Modules that preserve the concept distribution by sub-hierarchy of the original ontology have been generally neglected in the field of ontology modularization. However, balanced modules are extremely useful in applications such as ontology-based quality assurance, scaling experiments for real-time performance, or when developing scalable testbeds for software tools.

In this study, we have proposed and evaluated an iterative algorithm to investigate to what extent extracting such balanced modules in SNOMED CT is possible. Our results show that graph-traversal ontology modularization techniques relying on an input signature can indeed be used, if: the process is repeated a number of times; the input signature is dynamically adjusted in each iteration; and a moderate under/over-representation of some hierarchies is tolerated.

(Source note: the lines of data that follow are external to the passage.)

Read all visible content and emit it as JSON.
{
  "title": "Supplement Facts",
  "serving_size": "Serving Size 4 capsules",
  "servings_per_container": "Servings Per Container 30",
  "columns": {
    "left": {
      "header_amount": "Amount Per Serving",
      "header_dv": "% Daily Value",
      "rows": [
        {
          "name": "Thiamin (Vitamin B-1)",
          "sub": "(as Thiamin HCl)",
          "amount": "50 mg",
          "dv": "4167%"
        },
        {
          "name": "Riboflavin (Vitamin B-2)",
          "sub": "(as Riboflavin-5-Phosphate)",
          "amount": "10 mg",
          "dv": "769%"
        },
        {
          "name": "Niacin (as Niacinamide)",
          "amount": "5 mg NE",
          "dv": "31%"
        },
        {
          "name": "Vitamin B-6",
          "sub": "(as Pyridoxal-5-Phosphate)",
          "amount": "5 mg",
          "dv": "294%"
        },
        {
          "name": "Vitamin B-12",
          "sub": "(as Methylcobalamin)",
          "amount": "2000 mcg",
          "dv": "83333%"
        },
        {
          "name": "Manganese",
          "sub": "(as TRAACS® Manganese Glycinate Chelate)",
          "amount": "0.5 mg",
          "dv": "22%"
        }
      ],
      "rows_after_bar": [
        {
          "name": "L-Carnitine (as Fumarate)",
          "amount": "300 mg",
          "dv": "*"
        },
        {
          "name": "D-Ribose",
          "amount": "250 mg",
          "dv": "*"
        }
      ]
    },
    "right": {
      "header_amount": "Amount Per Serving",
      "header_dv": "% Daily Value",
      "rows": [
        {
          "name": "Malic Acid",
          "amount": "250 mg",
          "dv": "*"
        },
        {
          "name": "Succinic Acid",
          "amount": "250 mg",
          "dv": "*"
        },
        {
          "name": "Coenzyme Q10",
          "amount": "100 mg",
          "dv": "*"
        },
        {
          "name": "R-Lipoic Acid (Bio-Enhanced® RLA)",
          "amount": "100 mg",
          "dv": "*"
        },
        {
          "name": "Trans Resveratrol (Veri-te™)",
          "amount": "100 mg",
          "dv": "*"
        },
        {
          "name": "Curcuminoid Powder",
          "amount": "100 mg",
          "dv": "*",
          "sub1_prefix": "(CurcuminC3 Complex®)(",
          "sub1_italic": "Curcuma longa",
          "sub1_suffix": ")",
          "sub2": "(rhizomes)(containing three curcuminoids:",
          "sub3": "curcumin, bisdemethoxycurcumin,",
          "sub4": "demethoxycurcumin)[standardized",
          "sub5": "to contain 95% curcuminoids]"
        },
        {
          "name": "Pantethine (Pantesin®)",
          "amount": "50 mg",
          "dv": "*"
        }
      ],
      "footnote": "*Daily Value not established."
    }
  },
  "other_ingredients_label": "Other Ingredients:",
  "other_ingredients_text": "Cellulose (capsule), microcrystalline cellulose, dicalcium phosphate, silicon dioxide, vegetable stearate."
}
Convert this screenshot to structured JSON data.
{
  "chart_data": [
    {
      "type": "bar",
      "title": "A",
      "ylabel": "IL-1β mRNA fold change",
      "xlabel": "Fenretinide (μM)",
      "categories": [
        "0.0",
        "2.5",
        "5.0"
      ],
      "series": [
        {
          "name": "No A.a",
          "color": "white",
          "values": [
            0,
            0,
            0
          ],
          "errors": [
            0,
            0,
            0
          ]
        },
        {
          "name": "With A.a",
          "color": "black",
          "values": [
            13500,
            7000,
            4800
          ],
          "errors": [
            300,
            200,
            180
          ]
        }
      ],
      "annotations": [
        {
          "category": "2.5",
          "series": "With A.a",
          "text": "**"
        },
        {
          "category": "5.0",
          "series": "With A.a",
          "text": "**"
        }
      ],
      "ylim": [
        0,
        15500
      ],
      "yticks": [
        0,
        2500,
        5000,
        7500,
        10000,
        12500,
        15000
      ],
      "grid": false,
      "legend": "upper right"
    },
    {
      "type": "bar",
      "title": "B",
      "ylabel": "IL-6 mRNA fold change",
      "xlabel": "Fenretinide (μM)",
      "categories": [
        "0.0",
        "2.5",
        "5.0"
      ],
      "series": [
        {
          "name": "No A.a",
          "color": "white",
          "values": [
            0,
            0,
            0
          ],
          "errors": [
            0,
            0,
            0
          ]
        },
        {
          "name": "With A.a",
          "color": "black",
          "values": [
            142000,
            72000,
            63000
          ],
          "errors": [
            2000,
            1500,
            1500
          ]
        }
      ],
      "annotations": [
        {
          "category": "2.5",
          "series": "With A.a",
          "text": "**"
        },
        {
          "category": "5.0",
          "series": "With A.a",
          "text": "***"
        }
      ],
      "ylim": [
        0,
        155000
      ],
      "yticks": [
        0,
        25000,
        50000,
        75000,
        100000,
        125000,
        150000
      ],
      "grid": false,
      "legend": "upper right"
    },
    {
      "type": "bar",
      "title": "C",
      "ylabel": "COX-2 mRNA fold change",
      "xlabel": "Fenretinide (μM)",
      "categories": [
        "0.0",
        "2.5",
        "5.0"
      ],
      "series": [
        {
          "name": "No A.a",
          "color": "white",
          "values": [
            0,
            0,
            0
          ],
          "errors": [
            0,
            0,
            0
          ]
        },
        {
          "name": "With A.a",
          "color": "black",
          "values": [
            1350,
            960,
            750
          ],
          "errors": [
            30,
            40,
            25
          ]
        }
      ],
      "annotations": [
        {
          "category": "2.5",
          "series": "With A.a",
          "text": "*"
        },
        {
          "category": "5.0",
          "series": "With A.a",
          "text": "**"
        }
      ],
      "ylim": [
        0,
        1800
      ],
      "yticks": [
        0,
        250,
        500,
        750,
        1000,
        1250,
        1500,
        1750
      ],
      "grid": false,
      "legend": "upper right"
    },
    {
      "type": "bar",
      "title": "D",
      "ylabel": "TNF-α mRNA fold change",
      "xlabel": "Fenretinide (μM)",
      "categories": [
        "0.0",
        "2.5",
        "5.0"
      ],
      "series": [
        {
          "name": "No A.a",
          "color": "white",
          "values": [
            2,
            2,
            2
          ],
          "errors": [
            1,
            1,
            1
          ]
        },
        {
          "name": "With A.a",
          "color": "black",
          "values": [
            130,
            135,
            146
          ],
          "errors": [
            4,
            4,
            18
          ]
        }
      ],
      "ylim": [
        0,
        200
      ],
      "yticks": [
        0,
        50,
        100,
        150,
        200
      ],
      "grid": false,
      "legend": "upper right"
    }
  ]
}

Several questions are still open and need to be addressed as future work: how to select a minimal signature; how signature size influences the final size of the modules; and how a change in the randomization process of the signature selection (e.g., by stratifying the randomization by node depth) influences the concept distribution of the module. In addition, a validation of our experiments using other ontologies and comparing the results would provide a more comprehensive overview.

Our results, however, conclusively show that SNOMED CT can be squeezed to less than 5 % its size without any sub-hierarchy losing its shape more than 8 %, which is likely to be sufficient in most use cases.